I'm not sure that we ever erase these things, however profoundly we reexperience them. I mean, think about what it was like to be competing with seven siblings for the attentions and help of an overwhelmed mother -- when we're kids, it really can feel like the end of the world, like we literally are not going to survive unless we fight with everything we've got. As a kid, you haven't got much. To be elbowed aside from your mom by a stronger sibling, when you are hungry and suffocating and terrified: That can make you hyperventilate into your 80s. So what you are experiencing with your sister sounds like that very primal, childhood survival thing, of being kept from food, kept from protection, kept away from survival. Like, just beyond that edge of consciousness is a primal life-and-death experience you are repeating.

I mean, from therapy you're aware of the mechanics of this. But being aware of the mechanics and the meaning doesn't solve the problem completely. Now, I'll bet you have reexperienced some of this in therapy, that breathless, panicky feeling when you reexperience childhood trauma, the feeling of suffocation and rage. And then think of the feeling afterward, the feeling of lightness and calm, of clarity and relief: You've been through something and it's over now. Think of the whole cycle, from being led into that experience by a trained therapist, gently guided into it, and then Wham! it takes over with unexpected force and you are in it, crying or grieving or whatever. So you do this, and you get through it, and you think, aha, I'm over that now! Glad that's over with!

But I don't know that reexperiencing trauma cures us of it. It helps, yes. It helps to be reminded: Wow, that was intense. No wonder I'm feeling a little crazy sometimes. But then we put it back in the blurry world where it belongs and try to forget about it. But it's still there. One look at your sister, or the sound of her voice, and there it is again, back from the blurry world! And when it comes back, we're not in the therapist's office but in our sister's house, and we're not ready for it. Nobody is there to guide us through it.
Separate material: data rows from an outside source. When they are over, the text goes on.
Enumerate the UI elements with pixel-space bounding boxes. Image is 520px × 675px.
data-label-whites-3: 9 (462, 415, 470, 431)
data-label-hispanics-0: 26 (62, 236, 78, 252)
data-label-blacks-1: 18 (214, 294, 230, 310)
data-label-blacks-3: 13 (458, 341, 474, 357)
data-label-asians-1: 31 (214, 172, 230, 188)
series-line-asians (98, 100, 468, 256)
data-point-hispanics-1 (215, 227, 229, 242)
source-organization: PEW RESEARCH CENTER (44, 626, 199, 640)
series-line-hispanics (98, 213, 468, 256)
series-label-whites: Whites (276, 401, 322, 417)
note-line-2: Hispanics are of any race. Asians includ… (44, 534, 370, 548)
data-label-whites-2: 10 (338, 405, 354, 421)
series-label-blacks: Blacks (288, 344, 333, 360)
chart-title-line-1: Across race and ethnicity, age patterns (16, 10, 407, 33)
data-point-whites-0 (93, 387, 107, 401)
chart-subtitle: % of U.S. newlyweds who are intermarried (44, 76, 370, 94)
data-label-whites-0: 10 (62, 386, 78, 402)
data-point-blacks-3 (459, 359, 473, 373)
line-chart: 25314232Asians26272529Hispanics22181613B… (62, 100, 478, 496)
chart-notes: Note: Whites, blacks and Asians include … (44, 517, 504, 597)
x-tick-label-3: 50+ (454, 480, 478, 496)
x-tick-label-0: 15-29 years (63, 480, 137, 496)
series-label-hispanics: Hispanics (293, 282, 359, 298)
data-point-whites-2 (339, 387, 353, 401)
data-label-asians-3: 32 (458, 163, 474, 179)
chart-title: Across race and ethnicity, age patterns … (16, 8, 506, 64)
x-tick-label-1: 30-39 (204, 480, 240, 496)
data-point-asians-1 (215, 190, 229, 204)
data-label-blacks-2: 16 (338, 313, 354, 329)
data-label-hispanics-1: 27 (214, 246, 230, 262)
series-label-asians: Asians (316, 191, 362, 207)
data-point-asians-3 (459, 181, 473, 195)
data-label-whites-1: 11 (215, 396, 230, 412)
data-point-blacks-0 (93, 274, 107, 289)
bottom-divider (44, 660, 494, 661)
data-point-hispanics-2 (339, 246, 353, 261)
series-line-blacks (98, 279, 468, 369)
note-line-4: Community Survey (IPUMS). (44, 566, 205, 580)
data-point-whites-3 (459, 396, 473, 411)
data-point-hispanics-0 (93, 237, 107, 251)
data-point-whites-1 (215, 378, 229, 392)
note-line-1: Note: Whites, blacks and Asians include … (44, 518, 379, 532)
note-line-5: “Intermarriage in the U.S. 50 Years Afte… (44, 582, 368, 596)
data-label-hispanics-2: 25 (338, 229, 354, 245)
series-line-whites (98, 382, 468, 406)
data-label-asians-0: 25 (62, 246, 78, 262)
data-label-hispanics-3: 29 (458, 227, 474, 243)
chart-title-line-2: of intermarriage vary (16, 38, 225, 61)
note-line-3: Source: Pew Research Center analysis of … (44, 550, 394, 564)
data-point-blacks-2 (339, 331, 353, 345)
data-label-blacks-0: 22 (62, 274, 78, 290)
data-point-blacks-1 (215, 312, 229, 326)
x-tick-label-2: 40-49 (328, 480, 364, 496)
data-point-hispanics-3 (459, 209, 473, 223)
Maybe through repeated work you can desensitize yourself to it. Maybe a clinical psychologist with experience in post-traumatic stress, and EMDR techniques, maybe somebody like that could help you. Given how deep and primal the source of it may be, why not try to find somebody who could treat it as a habitual-response-type thing, and take an experimental approach. If you have a psychologist who can work with you in this way, maybe approach that person. I think you know pretty much what it means, but you just want to get rid of it.

That's fine with me. I mean, I am very interested in how we experience our childhoods as adults. It's fascinating material. But knowing and thinking doesn't always change our behavior. So enough with the self-knowledge already. Let's make some tangible progress!